Mi tío Perú
Por Martha Zöllner Campoy
Yo era tan chiquita que debía trepar a la cama para echarme junto a mi tío abuelo. Diabético, tenía los pies llenos de llagas y era tan alto o largo en este caso, que su piel rota, envuelta en gasas manchadas de amarillo y rojo colgaban fuera de la cama que habíamos colocado en la sala pues en los dormitorios no teníamos espacio, y así este viejo hermoso de tierna mirada azul participaba de toda actividad familiar echado en medio de la casa, con una sonrisa avergonzada pero agradecida por la piedad que mis padres le otorgaron.
Me leía con su voz ronca los cuentos de Grimm, mientras yo miraba encantada los dibujos de dragones y princesas, pero cuando sus enormes manos cerraban los libros, recostaba la cabeza y entrecerraba los ojos ahí empezaba lo bueno, contaba historias de verdad, que yo escuchaba hasta quedarme dormida.
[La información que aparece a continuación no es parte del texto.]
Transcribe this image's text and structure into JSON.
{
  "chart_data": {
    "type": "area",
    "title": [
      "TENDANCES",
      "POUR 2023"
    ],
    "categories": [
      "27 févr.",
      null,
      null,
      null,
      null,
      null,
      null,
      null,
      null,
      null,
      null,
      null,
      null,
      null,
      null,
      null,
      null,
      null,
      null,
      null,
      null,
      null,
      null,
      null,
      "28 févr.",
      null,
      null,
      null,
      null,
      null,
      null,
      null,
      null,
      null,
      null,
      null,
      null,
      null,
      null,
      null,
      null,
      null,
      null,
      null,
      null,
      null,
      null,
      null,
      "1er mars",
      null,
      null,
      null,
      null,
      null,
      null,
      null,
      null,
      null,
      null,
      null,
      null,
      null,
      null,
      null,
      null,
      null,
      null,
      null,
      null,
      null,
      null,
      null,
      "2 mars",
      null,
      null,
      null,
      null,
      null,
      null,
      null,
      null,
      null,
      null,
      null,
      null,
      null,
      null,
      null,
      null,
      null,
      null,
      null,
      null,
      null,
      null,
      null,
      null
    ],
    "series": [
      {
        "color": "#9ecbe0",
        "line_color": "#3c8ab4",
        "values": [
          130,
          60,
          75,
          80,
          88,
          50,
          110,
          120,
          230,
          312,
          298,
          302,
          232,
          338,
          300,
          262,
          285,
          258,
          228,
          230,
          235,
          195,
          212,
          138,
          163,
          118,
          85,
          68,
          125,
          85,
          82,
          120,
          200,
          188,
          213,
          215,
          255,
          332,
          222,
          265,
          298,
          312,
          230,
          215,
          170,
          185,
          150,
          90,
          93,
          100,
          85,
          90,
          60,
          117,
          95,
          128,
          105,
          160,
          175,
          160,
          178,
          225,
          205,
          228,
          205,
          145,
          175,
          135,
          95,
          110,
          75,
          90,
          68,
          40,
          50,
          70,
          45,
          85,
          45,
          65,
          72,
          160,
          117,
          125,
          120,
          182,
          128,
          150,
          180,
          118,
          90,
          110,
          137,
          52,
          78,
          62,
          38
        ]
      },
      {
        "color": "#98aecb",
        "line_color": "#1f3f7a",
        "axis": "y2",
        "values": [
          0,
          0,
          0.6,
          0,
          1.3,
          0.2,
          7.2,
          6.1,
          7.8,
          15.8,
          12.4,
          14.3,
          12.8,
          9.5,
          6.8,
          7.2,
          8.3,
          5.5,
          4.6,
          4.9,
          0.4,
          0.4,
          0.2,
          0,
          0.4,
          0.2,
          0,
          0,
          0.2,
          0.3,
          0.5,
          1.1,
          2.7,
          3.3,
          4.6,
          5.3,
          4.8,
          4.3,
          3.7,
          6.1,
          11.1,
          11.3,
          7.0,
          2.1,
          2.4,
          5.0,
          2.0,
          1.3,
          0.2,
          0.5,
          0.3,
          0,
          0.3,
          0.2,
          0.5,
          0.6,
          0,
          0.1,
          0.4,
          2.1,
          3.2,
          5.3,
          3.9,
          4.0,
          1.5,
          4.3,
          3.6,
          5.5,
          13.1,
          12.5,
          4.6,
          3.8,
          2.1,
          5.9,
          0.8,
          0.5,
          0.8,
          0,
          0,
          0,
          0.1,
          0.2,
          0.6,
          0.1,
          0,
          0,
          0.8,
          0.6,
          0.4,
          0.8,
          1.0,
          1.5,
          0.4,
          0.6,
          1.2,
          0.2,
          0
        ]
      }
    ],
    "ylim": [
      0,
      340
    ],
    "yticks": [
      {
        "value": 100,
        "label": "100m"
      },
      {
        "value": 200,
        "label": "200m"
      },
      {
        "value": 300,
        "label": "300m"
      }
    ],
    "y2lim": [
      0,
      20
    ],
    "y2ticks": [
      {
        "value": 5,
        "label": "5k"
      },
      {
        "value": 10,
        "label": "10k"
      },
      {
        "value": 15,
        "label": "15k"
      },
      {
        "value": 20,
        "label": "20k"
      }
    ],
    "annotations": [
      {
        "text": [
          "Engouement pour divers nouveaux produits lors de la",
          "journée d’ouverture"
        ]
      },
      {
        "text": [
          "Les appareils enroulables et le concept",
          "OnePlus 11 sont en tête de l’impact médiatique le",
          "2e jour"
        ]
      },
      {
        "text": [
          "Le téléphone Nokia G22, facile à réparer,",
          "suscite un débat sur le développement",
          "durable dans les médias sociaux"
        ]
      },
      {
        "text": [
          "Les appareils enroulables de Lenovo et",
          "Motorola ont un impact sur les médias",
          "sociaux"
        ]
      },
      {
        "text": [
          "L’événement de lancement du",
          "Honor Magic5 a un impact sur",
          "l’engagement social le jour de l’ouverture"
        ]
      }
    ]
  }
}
Mi tío abuelo se llamaba Perú, heredero de un marquesado español del siglo XVII, vivió con su hermana, tías, primas y criados en la casa palacio de Bellavista, que más tarde se perdió junto con cualquier fortuna de la que pudieran haber gozado, por simple despilfarro y alegre locura.
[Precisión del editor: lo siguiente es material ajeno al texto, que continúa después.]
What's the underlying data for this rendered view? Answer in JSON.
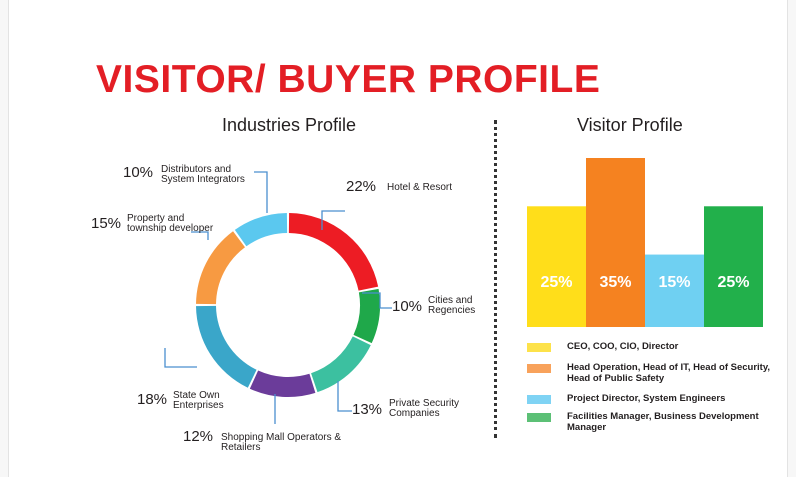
{
  "page": {
    "title": "VISITOR/ BUYER PROFILE",
    "title_color": "#e31e25"
  },
  "chart_data": [
    {
      "type": "pie",
      "title": "Industries Profile",
      "donut": true,
      "slices": [
        {
          "percent_label": "22%",
          "value": 22,
          "name_lines": [
            "Hotel & Resort"
          ],
          "color": "#ed1c24"
        },
        {
          "percent_label": "10%",
          "value": 10,
          "name_lines": [
            "Cities and",
            "Regencies"
          ],
          "color": "#1fa84a"
        },
        {
          "percent_label": "13%",
          "value": 13,
          "name_lines": [
            "Private Security",
            "Companies"
          ],
          "color": "#3cc0a0"
        },
        {
          "percent_label": "12%",
          "value": 12,
          "name_lines": [
            "Shopping Mall Operators &",
            "Retailers"
          ],
          "color": "#6b3c9a"
        },
        {
          "percent_label": "18%",
          "value": 18,
          "name_lines": [
            "State Own",
            "Enterprises"
          ],
          "color": "#3aa6c9"
        },
        {
          "percent_label": "15%",
          "value": 15,
          "name_lines": [
            "Property and",
            "township developer"
          ],
          "color": "#f79a42"
        },
        {
          "percent_label": "10%",
          "value": 10,
          "name_lines": [
            "Distributors and",
            "System Integrators"
          ],
          "color": "#5bc8ef"
        }
      ],
      "leader_color": "#4a8fcf"
    },
    {
      "type": "bar",
      "title": "Visitor Profile",
      "categories": [
        "CEO, COO, CIO, Director",
        "Head Operation, Head of IT, Head of Security, Head of Public Safety",
        "Project Director, System Engineers",
        "Facilities Manager, Business Development Manager"
      ],
      "values": [
        25,
        35,
        15,
        25
      ],
      "value_labels": [
        "25%",
        "35%",
        "15%",
        "25%"
      ],
      "bar_colors": [
        "#ffde1a",
        "#f58220",
        "#6fd0f2",
        "#22b04b"
      ],
      "legend": [
        {
          "label": "CEO, COO, CIO, Director",
          "color": "#fde24a"
        },
        {
          "label": "Head Operation, Head of IT, Head of Security, Head of Public Safety",
          "color": "#f8a25b"
        },
        {
          "label": "Project Director, System Engineers",
          "color": "#7fd3f4"
        },
        {
          "label": "Facilities Manager, Business Development Manager",
          "color": "#5cc076"
        }
      ]
    }
  ]
}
Tías y primas eran señoritas pero viejas y pasaban los días festejando la vida con té inglés, siempre listas para las regatas del puerto . Mi abuela se casó con un caballero alemán para quien el palacio era una casa de muñecas. Tuvieron cuatro niños, el mayor era mi papá y Perú lo escogió como su sobrino favorito por simpático, gracioso y jodido y lo llamó “basurita” ya que siempre rompía el acicalamiento de marquesito y traía bichos como mascotas. Los chicos crecieron libres y correteando, dejando atrás a la institutriz, aprendiendo las cosas como venían, como por ejemplo enterarse que una tía no quiso levantarse más de la cama y empujaba la caca con los talones para que un empleado la recogiera en un balde, o escuchar que el antepasado capitán de la Guerra del Pacífico al no contar con botas para sus soldados les mandó pintar de blanco los pies y pantorrillas.
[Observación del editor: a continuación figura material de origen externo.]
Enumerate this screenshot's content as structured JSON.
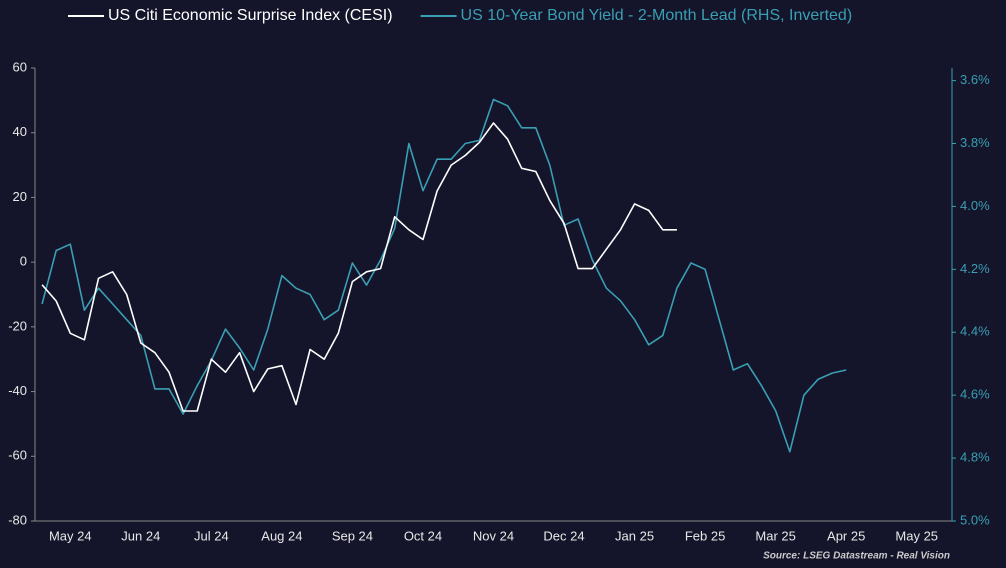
{
  "chart_data": {
    "type": "line",
    "source": "Source: LSEG Datastream - Real Vision",
    "legend": "top",
    "categories": [
      null,
      null,
      "May 24",
      null,
      null,
      null,
      null,
      "Jun 24",
      null,
      null,
      null,
      null,
      "Jul 24",
      null,
      null,
      null,
      null,
      "Aug 24",
      null,
      null,
      null,
      null,
      "Sep 24",
      null,
      null,
      null,
      null,
      "Oct 24",
      null,
      null,
      null,
      null,
      "Nov 24",
      null,
      null,
      null,
      null,
      "Dec 24",
      null,
      null,
      null,
      null,
      "Jan 25",
      null,
      null,
      null,
      null,
      "Feb 25",
      null,
      null,
      null,
      null,
      "Mar 25",
      null,
      null,
      null,
      null,
      "Apr 25",
      null,
      null,
      null,
      null,
      "May 25",
      null,
      null
    ],
    "ylim": [
      -80,
      60
    ],
    "yticks": [
      -80,
      -60,
      -40,
      -20,
      0,
      20,
      40,
      60
    ],
    "y2lim": [
      5.0,
      3.56
    ],
    "y2ticks": [
      {
        "value": 3.6,
        "label": "3.6%"
      },
      {
        "value": 3.8,
        "label": "3.8%"
      },
      {
        "value": 4.0,
        "label": "4.0%"
      },
      {
        "value": 4.2,
        "label": "4.2%"
      },
      {
        "value": 4.4,
        "label": "4.4%"
      },
      {
        "value": 4.6,
        "label": "4.6%"
      },
      {
        "value": 4.8,
        "label": "4.8%"
      },
      {
        "value": 5.0,
        "label": "5.0%"
      }
    ],
    "y2color": "#3a9fb3",
    "series": [
      {
        "name": "US Citi Economic Surprise Index (CESI)",
        "color": "#ffffff",
        "values": [
          -7,
          -12,
          -22,
          -24,
          -5,
          -3,
          -10,
          -25,
          -28,
          -34,
          -46,
          -46,
          -30,
          -34,
          -28,
          -40,
          -33,
          -32,
          -44,
          -27,
          -30,
          -22,
          -6,
          -3,
          -2,
          14,
          10,
          7,
          22,
          30,
          33,
          37,
          43,
          38,
          29,
          28,
          19,
          12,
          -2,
          -2,
          4,
          10,
          18,
          16,
          10,
          10,
          null,
          null,
          null,
          null,
          null,
          null,
          null,
          null,
          null,
          null,
          null,
          null,
          null,
          null,
          null,
          null,
          null,
          null,
          null
        ]
      },
      {
        "name": "US 10-Year Bond Yield - 2-Month Lead (RHS, Inverted)",
        "color": "#3a9fb3",
        "axis": "y2",
        "values": [
          4.31,
          4.14,
          4.12,
          4.33,
          4.26,
          4.31,
          4.36,
          4.41,
          4.58,
          4.58,
          4.66,
          4.57,
          4.49,
          4.39,
          4.45,
          4.52,
          4.39,
          4.22,
          4.26,
          4.28,
          4.36,
          4.33,
          4.18,
          4.25,
          4.17,
          4.07,
          3.8,
          3.95,
          3.85,
          3.85,
          3.8,
          3.79,
          3.66,
          3.68,
          3.75,
          3.75,
          3.87,
          4.06,
          4.04,
          4.17,
          4.26,
          4.3,
          4.36,
          4.44,
          4.41,
          4.26,
          4.18,
          4.2,
          4.36,
          4.52,
          4.5,
          4.57,
          4.65,
          4.78,
          4.6,
          4.55,
          4.53,
          4.52,
          null,
          null,
          null,
          null,
          null,
          null,
          null
        ]
      }
    ]
  }
}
Una vez el obispo anunció su visita, y todos enredados en su vida alocada y con la economía adelgazada cayeron en cuenta que el regio jardín estaba seco, pusieron a los niños a pintar los troncos de verde colgándoles flores de papel, y fabricaron árboles con tablones viejos que los criados sostenían por detrás para dar una impresión primaveral. El obispo se quedó con la boca abierta pero se la cerraron con pastelillos y helados fiados traídos del centro de Lima.
La casa palacio se abandonó, los viejos murieron y los chicos se fueron. Mi tío Perú quedó solo y pobre. Después de su estadía en mi casa, sanó y se fue a vivir al Callao, a un cuarto que para entrar había que subir cuchucientos mil escalones.. Desde la puerta de calle se le veía esperando arriba, más alto que nunca, apoyado en un bastón, con la sonrisa más agradable he conocido y con los ojos más buenos del mundo. Yo ya había crecido un poquito pero todavía no alcanzaba a abrazarlo y él se doblaba lo suficiente para besarme la frente y preguntarme por mis libros. Me hubiera gustado seguir escuchando sus historias, pero poco después se murió.
Tiempo después, mi papá, alegre, jodido y escéptico, asistió a una sesión espiritista, y la tablilla de la ouija se movió letra por letra hasta saludarlo “hola basurita”. Cuando me lo contaron ni me sorprendió ni me asustó, más bien me reí y este se convirtió en uno de los mejores cuentos que he escuchado.